The Works of Washington Irving: The Author’s Autograph edition. Octavo, 40 volumes, bound in the original publisher’s three quarters morocco over marbled boards, gilt titles and tooling to the spine, top edge gilt, marbled endpapers, with one folding map and two folding charts. One of 500 sets, this set contains a page of original manuscript by Irving and an autograph note signed, both tipped in to volume one of The Alhambra. The manuscript leaf is page 216 of The Alhambra manuscript, with several deletions and corrections in ink. In the autograph note, signed “Washington Irving” and dated “Tuesday May 1,” the author regrets not being able to accept an invitation as he is dining with “Mr. Murray.” In near fine condition with light wear. A very nice set.
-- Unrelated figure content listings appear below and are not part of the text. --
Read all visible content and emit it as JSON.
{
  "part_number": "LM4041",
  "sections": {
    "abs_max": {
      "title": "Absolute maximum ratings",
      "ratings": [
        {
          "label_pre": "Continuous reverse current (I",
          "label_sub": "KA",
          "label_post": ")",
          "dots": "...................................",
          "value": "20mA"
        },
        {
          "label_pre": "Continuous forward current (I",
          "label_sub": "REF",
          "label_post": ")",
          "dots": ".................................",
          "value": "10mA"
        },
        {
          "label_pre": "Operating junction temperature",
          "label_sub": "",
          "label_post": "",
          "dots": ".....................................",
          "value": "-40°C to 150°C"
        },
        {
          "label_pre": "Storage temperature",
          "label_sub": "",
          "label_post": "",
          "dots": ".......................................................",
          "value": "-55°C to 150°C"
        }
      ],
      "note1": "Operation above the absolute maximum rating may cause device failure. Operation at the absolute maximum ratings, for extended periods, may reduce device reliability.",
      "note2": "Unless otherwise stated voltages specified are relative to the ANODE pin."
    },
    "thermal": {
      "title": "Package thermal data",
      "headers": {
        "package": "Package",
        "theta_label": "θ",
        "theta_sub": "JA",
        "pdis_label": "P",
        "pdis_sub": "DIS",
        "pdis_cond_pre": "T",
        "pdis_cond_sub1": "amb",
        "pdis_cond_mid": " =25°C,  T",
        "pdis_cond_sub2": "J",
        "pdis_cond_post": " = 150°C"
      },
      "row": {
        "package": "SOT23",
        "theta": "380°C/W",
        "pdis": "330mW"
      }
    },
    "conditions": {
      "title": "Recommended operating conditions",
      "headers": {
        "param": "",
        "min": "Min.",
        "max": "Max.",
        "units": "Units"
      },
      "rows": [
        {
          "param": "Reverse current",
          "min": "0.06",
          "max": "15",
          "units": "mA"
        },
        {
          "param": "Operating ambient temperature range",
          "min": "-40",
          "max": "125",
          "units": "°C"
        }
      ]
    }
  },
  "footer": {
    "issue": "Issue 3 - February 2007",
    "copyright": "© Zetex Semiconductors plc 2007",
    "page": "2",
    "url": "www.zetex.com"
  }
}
Washington Irving was a novelist, biographer, historian, and diplomat of the early 19th century. He is best known for his short stories "Rip Van Winkle" (1819) and "The Legend of Sleepy Hollow" (1820), both of which appear in his book The Sketch Book of Geoffrey Crayon, Gent. His historical works include biographies of George Washington, Oliver Goldsmith, and Muhammad, and several histories of 15th-century Spain dealing with subjects such as Christopher Columbus, the Moors and the Alhambra. Irving served as the U.S. ambassador to Spain from 1842 to 1846. Shortly after completing a biography of Christopher Columbus in 1828, Washington Irving traveled from Madrid, where he had been staying, to Granada, Spain. At first sight, he described it as "a most picturesque and beautiful city, situated in one of the loveliest landscapes that I have ever seen." Irving was preparing a book called A Chronicle of the Conquest of Granada, a history of the years 1478–1492, and was continuing his research on the topic. He immediately asked the then-governor of the historic Alhambra Palace as well as the archbishop of Granada for access to the palace, which was granted because of Irving's celebrity status. Aided by a 35-year-old guide named Mateo Ximenes, Irving was inspired by his experience to write Tales of the Alhambra. The book combines description, myth and narrations of real historical events, even up through the destruction of some of the palace's towers by the French under Count Sebastiani in 1812, and the further damage caused by an earthquake in 1821. Throughout his trip, Washington filled his notebooks and journals with descriptions and observations though he did not believe his writing would ever do it justice. He continued to publish regularly—and almost always successfully—throughout his life, and just eight months before his death (at age 76, in Tarrytown, New York), completed a five-volume biography of George Washington. Irving, along with James Fenimore Cooper, was among the first American writers to earn acclaim in Europe, and Irving encouraged American authors such as Nathaniel Hawthorne, Herman Melville, Henry Wadsworth Longfellow, and Edgar Allan Poe.